La mémoire chez Modiano n'a que peu de consistance : là une identité incertaine, des visages entraperçus, des silhouettes fugitives, ici une adresse dont on n'est jamais sûr, des coordonnées téléphoniques improbables. Seule la géographie de la ville, ses églises au nom étrange – Saint-Ferdinand des Ternes, Saint-Jean-des-Briques – ses boulevards, ses gares, semblent arrimer le narrateur à un passé nébuleux. Les personnages sont les figurines d'un décor figé dans la saison hivernale, presque sans passé et sans plus d'avenir, comme s'ils émergeaient du brouillard avant de se fondre dans une nuit à peine éclairée. Que saisira-t-on d'eux ? L'esquisse d'un visage, une vague occupation, un fragment d'existence dans un puzzle où il manque la plupart des pièces.

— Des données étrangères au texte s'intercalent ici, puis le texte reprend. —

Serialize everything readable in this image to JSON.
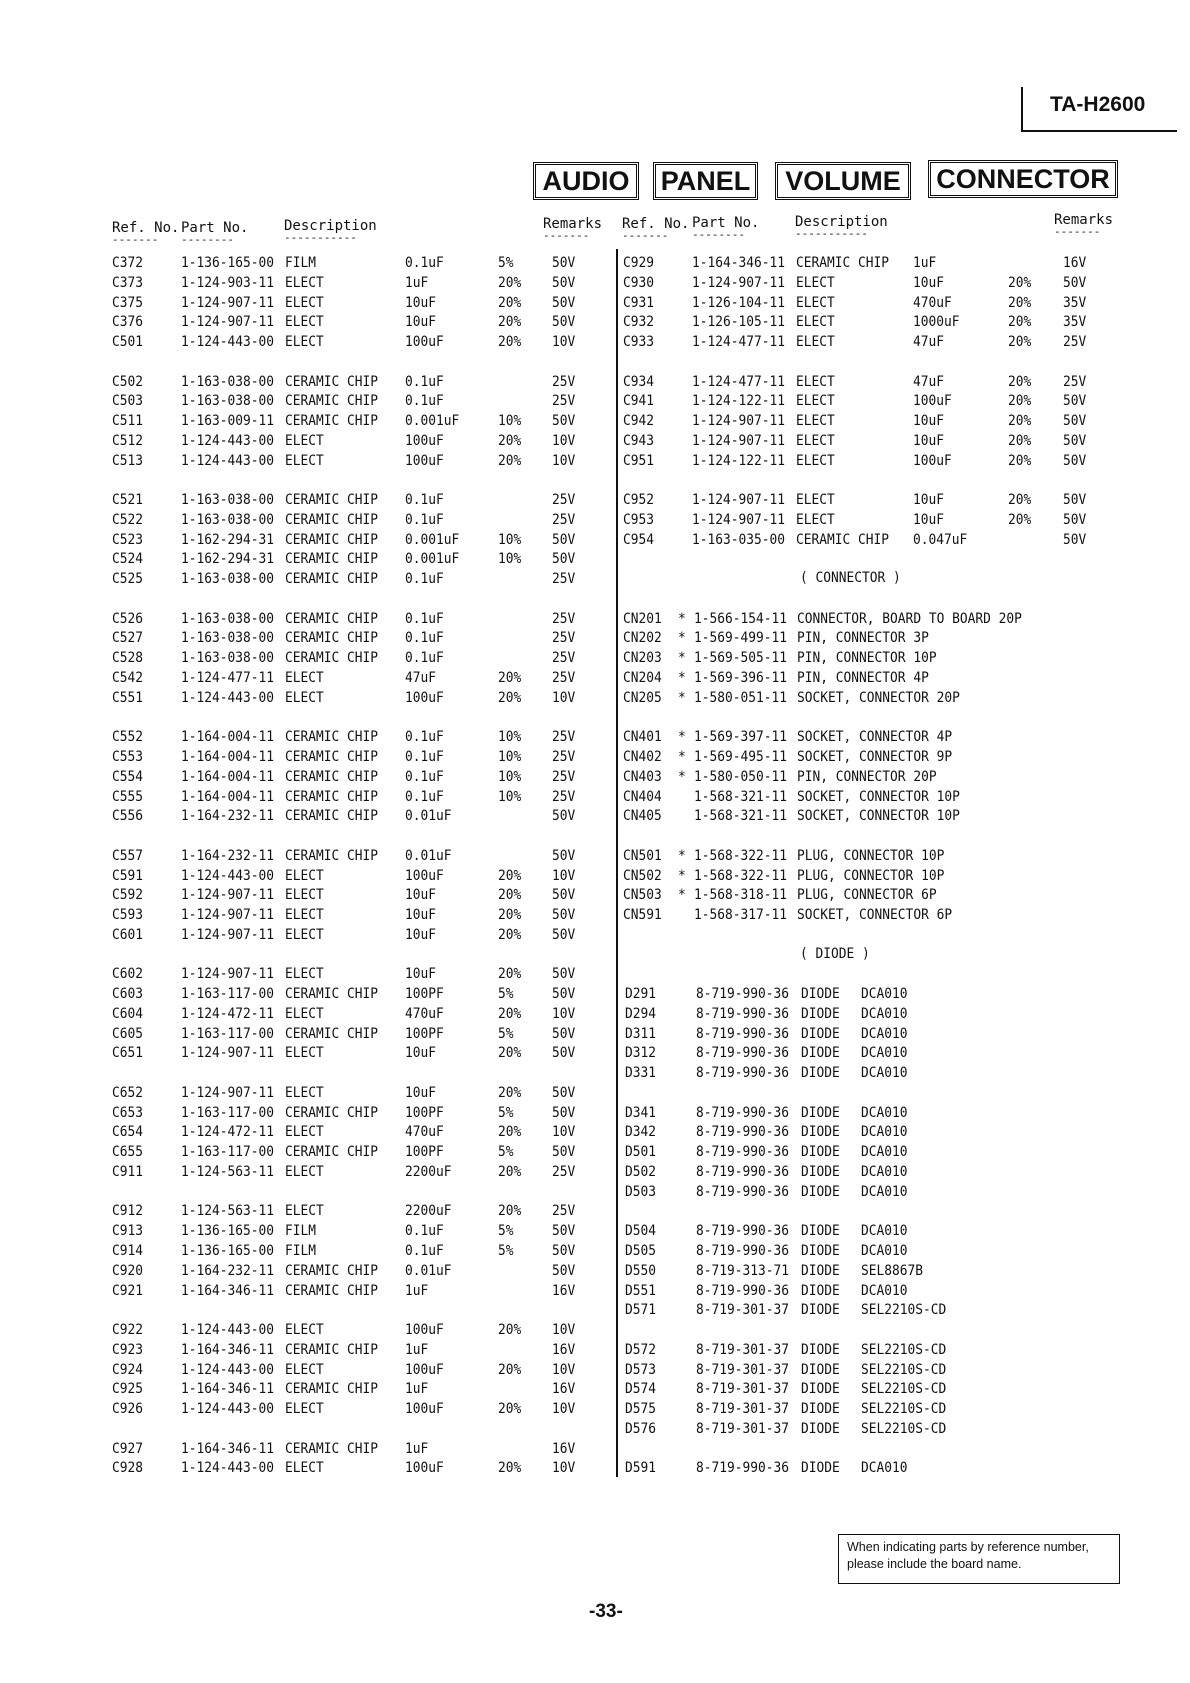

Il y avait donc cette danseuse qui répétait un ballet qui n'a jamais existé, le Train des Roses, fréquentait un studio de danse tenu par un Russe, Boris Kniasseff, qui avait fait travailler les plus grandes ballerines et voyait en la jeune femme celle qui succéderait à Yvette Chauviré. Il y avait aussi le fils de la danseuse, le petit Pierre que le narrateur gardait autrefois, entretenant avec l'enfant une relation faite de silences. Des noms sont parfois cités, comme celui de Maurice Girodias, qui permettrait peut-être de situer l'histoire racontée au début des années 1960, à l'époque où cet éditeur atypique tenait un cabaret. Mais, au fond, on sent que cela n'a guère d'importance, tant le narrateur est absorbé dans un jeu de reflets, vacillant dans un Paris envahi aujourd'hui par les touristes. Il ne cherche pas les vrais visages des êtres qui ont traversé sa vie autrefois, mais peut-être ce qui a décidé de sa vocation d'écrivain par une étonnante capillarité : la discipline de travail et la recherche d'incandescence de la danseuse, en l'arrachant à ses tâtonnements, l'ont sauvé du flou où s'engluait son existence.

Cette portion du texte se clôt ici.